Diveheart, a Downers Grove, Ill-based nonprofit organization that provides scuba therapy to people with disabilities, is conducting a search for a land donation throughout the entire Chicago metro area to build what hopes to be the deepest warm water therapy pool in the world.
Established in 2001, the Downers Grove-based charity has been looking for several years to build a deep warm water research and rehabilitation facility for people not just with disabilities, but people of all abilities.

The facility would primarily allow Diveheart to collaborate with more US- based medical partners as well as international university medical centers and therapists who will be able to conduct research and rehabilitation for people of all abilities in zero gravity.

It would also create a warm deep confined water environment to replicate some of the benefits that Diveheart and university medical researchers have discovered in deep open water environments in the ocean. Some of those benefits include an additional output of serotonin in the human body at 66 feet underwater.
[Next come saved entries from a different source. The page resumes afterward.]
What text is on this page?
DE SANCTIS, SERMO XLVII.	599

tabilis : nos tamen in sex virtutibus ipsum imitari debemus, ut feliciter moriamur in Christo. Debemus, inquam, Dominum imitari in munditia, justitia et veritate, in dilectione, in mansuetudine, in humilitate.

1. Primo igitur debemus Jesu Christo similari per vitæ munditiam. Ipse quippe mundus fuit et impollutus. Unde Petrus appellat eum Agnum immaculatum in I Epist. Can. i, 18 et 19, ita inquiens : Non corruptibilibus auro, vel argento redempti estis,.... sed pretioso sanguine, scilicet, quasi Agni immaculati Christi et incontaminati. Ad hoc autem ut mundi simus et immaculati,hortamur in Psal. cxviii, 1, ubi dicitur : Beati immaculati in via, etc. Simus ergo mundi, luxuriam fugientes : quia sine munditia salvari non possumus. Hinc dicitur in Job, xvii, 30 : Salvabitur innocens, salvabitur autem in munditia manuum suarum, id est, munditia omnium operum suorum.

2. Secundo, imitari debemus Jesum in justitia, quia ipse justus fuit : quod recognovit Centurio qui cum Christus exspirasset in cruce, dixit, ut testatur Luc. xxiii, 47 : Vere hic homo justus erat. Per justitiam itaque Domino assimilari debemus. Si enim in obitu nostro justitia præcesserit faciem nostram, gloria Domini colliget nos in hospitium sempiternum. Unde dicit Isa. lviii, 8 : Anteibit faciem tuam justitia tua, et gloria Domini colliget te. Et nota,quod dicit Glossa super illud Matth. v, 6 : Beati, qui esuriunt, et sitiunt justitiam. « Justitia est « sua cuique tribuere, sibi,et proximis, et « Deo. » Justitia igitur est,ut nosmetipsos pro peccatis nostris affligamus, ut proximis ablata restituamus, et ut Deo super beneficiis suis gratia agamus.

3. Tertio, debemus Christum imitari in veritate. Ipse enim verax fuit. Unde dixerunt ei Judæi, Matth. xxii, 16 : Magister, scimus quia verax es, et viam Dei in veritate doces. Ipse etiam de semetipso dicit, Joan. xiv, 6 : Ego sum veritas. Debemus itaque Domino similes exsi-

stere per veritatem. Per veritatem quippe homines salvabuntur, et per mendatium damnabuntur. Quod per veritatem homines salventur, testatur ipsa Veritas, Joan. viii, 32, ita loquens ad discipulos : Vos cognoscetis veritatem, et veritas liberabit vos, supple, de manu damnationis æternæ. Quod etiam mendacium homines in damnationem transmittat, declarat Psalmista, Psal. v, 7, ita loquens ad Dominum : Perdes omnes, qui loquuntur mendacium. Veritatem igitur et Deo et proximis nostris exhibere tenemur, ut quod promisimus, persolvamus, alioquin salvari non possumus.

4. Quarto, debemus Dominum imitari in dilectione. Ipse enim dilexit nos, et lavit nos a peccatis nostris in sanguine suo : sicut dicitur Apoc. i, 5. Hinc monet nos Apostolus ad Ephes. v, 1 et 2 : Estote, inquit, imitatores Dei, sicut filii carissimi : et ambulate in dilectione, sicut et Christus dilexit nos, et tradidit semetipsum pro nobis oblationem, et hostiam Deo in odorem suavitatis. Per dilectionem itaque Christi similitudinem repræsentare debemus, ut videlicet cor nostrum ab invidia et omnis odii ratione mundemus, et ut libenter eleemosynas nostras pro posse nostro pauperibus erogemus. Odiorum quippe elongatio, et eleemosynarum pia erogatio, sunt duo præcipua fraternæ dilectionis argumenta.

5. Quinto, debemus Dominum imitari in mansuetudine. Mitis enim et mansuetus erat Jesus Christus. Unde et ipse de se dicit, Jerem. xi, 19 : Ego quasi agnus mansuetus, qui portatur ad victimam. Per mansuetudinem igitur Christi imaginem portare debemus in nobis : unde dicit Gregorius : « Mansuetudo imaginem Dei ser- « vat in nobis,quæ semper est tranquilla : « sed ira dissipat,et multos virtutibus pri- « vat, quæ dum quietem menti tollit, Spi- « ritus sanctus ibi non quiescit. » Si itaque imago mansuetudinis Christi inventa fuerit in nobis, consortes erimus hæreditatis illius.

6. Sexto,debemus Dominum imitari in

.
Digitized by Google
At this depth, individuals with years of chronic pain report to be pain free during their emersion, and with repetition, they claim to be pain free for weeks. In addition, veterans with post-traumatic stress disorder (PTSD) have had 80% of their symptoms alleviated during a pilot study conducted by researchers from Johns Hopkins, a media release from Diveheart explains.

“We’ve had tremendous success with individuals with autism,” says Jim Elliott, Diveheart founder and president, in the release. “Scuba therapy does so many things. It eliminates surface distractions, much like sensory deprivation rooms.

“Also, the ambient pressure and freedom of movement underwater is comforting, much like a pressure vest or weighted blanket. Lastly, there is a ‘cool factor’ that gives people with autism bragging rights therefore helping them with their self-esteem, confidence and independence.”

Elliott believes that with six existing patents on Diveheart’s innovative pool design, the Diveheart facility will render the design and functionality of the existing deep pools in Europe obsolete, and will help revolutionize rehabilitation for those with and without disabilities.